A clutch of US vendors have announced new wireless LAN hardware in the run up to the headline Networld+Interop show in Las Vegas next week.
Vendors claim the new generation of products will overcome some of the technological immaturity that has slowed uptake of wireless systems in the enterprise.
Chantry Networks yesterday introduced a router-based wireless LAN in a field crowded with start-ups and industry veterans pushing switched-based WLAN gear.
Boston-based Chantry believes its router- and IP-based WLAN hardware provides even better and cheaper wireless LAN management than other products on the market, since it doesn't require wiring switches into the network, according to Peter Vicars, the company's president. Vicars said Chantry's router-based technology allows IT managers to control a network of thousands of its dumb APs from a central location.
Integration of the Chantry APs in a network is easy, he said, since they're IP-based. Once hooked into the network, the Chantry AP obtains an IP address from a Dynamic Host Configuration Protocol server and can be viewed and managed like any other device with an IP address, such as a printer or a PC.
Vicars said Chantry's pricing will depend on the scale of a company's planned network, but prices for a complete suite of its BeaconWorks hardware - which consists of a router and APs - will cost between US$20,000 and $35,000.
A number of WLAN announcements have emerged in recent days ahead of N+I:
American Technology Research said Cisco Systems plans to introduce a wireless voice-over-IP (VOIP) phone this summer. Albert Lin, an analyst at American, said Cisco has been showing a model of its WLAN VOIP phone to channel partners and plans to introduce it in June.
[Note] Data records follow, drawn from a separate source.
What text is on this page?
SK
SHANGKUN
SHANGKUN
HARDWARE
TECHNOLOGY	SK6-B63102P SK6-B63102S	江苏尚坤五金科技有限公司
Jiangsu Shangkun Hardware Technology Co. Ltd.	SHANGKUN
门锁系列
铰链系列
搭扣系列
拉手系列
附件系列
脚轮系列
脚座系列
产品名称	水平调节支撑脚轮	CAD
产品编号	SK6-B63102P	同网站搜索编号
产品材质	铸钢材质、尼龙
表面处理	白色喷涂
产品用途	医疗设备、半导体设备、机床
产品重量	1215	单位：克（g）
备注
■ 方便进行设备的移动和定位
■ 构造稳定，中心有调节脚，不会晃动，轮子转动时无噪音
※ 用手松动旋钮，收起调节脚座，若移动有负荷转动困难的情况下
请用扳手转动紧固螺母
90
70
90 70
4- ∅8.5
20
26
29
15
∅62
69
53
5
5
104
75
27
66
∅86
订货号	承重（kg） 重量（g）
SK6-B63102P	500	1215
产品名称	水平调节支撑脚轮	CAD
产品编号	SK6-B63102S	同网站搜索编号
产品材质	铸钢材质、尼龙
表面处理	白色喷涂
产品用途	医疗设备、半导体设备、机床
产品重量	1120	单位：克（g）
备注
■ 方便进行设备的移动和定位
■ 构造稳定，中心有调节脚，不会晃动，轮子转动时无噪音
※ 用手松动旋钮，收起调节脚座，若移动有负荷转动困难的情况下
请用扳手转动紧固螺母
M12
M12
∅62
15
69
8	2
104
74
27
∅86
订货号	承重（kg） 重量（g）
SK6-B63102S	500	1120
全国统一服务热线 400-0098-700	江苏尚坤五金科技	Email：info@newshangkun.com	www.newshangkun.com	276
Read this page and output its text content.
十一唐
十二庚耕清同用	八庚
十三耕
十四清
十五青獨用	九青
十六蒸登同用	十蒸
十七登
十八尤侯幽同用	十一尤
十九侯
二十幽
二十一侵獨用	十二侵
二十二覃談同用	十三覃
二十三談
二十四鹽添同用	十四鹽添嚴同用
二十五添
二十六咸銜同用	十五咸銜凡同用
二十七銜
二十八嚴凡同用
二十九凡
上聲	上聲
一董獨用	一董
Cisco declined to discuss whether it plans to introduce switch-based WLAN hardware.
Linda Horiuchi, a Cisco spokeswoman, acknowledged that the company has shown a VOIP phone to channel partners but did not indicate when or if the company plans to ship it.
Bandspeed yesterday debuted a system that incorporates switching at APs rather than at the edge of the network. The company claimed that its smart antenna design will boost range for outdoor systems to roughly 1.86 miles and will offer triple the indoor range of conventional indoor systems. Unlike San Francisco-based Vivato, which introduced smart antenna technology last year that promises a 4-mile range and has focused on end users, Bandspeed plans to sell its technology to WLAN hardware manufacturers, according to Blaine Kohl, the company's vice president of marketing. Kohl said Bandspeed already has some manufacturers evaluating its technology but declined to identify them.
Aruba Wireless Networks, which unveiled its switch-based architecture last year, followed up this week with pricing and delivery schedules. Pankaj Manglik, Aruba's CEO, said pricing for the company's Aruba 5000 base station starts at $16,995, with shipping set for June. The Aruba 5000 comes with 24, 48 or 72 10/100 Ethernet user ports, with each port supporting one AP. Aruba's dumb access point will sell for $200 and will also ship in June.
Not everyone is ready to try the latest and greatest wireless offerings. Despite the coming wealth of new technology, Dave Salmon, program manager for information services at UPS, said he plans to stick with his traditional WLAN gear from Symbol Technologies.
UPS is in the midst of installing WLANs at its hubs worldwide, Salzman said, adding, "We are quite comfortable with the infrastructure we have selected."